VMS Help  —  CC  Language topics, Builtin Functions, Alpha Compatibility
  The VSI C built-in functions available on OpenVMS Alpha systems are
  also available on I64 systems, with some differences:

   o  There is no support for the asm, fasm, and dasm intrinsics
      (declared in the <c_asm.h> header file).

   o  The functionality provided by the special-case treatment of R26
      on an Alpha system asm, as in asm("MOV R26,R0"), is provided by
      a new built-in function for I64 systems:

      __int64 __RETURN_ADDRESS(void);

   o  The only PAL function calls implemented as built-in functions
      within the compiler are the 24 queue-manipulation builtins.
      The queue manipulation builtins generate calls to new OpenVMS
      system services SYS$<name>, where <name> is the name of the
      builtin with the leading underscores removed.
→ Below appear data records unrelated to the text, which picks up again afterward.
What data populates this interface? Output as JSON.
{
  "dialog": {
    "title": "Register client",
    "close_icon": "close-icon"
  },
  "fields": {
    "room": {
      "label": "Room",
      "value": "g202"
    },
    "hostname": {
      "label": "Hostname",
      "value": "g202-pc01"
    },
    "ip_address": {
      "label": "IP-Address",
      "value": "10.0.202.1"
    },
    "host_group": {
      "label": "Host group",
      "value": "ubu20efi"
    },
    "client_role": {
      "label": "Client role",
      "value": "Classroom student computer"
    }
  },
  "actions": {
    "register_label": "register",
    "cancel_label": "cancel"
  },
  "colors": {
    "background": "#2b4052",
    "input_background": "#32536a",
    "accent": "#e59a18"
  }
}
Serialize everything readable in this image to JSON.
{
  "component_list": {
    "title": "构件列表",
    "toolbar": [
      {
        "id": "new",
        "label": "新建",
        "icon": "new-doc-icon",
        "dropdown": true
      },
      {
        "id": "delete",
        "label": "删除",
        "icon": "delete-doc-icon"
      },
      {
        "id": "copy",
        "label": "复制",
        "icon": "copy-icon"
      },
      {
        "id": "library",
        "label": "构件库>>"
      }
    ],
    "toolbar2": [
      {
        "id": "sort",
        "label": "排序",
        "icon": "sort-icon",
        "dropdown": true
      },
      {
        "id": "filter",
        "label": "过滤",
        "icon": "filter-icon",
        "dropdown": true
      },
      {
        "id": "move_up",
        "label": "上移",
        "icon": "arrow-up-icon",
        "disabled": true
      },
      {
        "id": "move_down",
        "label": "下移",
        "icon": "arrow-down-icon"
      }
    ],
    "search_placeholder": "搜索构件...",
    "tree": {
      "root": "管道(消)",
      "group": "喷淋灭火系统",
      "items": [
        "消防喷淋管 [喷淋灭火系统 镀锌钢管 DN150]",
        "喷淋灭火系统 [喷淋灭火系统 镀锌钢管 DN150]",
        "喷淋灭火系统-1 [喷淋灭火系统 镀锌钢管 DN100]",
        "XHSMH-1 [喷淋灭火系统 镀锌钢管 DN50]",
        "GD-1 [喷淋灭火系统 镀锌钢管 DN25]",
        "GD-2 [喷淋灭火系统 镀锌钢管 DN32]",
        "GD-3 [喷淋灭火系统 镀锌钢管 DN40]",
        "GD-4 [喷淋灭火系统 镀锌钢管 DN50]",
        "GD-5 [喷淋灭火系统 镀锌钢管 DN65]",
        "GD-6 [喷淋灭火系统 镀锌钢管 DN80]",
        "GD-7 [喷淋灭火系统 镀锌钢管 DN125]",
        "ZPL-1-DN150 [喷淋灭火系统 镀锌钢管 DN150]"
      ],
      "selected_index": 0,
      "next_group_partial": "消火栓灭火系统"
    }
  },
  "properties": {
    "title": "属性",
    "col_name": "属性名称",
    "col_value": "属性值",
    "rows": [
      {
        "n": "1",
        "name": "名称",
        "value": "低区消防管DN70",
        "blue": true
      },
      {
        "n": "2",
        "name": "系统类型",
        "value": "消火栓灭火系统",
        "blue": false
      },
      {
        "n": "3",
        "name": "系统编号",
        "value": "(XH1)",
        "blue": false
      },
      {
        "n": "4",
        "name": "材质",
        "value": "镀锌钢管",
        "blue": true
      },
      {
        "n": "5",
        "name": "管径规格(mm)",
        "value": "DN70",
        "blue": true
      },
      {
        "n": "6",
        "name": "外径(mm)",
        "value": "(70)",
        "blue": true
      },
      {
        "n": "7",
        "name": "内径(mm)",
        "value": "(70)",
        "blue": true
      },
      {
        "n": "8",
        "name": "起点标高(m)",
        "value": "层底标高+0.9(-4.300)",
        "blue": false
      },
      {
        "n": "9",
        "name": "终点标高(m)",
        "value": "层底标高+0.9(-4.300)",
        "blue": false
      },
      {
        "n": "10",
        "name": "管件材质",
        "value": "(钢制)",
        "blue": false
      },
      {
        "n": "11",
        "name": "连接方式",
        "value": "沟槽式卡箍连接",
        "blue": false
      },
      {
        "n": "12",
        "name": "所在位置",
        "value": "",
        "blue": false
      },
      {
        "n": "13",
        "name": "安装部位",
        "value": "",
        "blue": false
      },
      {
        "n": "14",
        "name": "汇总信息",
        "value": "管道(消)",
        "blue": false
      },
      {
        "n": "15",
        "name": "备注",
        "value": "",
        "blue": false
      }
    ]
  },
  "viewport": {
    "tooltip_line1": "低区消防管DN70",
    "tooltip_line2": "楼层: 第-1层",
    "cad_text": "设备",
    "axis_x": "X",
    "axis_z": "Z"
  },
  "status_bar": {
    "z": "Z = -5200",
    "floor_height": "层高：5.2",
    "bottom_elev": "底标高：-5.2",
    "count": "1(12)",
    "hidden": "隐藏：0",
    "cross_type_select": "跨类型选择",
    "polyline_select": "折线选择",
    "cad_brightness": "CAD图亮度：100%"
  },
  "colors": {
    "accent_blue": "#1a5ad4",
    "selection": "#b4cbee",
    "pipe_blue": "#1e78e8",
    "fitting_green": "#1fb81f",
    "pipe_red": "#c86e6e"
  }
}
      Any other OpenVMS PAL calls are supported through macros
      defined in the <pal_builtins.h> header file included in the
      <builtins.h> header file.  Typically, the macros in
      <pal_builtins.h> transform an invocation of an Alpha system
      builtin into a call to a system service that performs the
      equivalent function on an I64 system.  Two notable exceptions
      are __PAL_GENTRAP and __PAL_BUGCHK, which instead invoke the
      I64 specific compiler builtin __break2.

   o  There is no support for the various floating-point built-in
      functions used by the OPenVMS math library (for example,
      operations with chopped rounding and conversions).

   o  For most built-in functions that take a retry count, the
      compiler issues a warning message, evaluates the count for
      possible side effects, ignores it, and then invokes the same
      function without a retry count.  This is necessary because the
      retry behavior allowed by Alpha load-locked/store-conditional
      sequences does not exist on I64 systems.  There are two
      exceptions to this:  __LOCK_LONG_RETRY and
      __ACQUIRE_SEM_LONG_RETRY; in these cases, the retry behavior
      involves comparisons of data values, not just
      load-locked/store-conditional.

   o  The __CMP_STORE_LONG and __CMP_STORE_QUAD built-in functions
      produce either a warning or an error, depending on whether or
      not the compiler can determine if the source and destination
      addresses are identical.  If the addresses are identical, the
      compiler treats the builtin as the new __CMP_SWAP_ form and
      issues a warning.  Otherwise it is an error.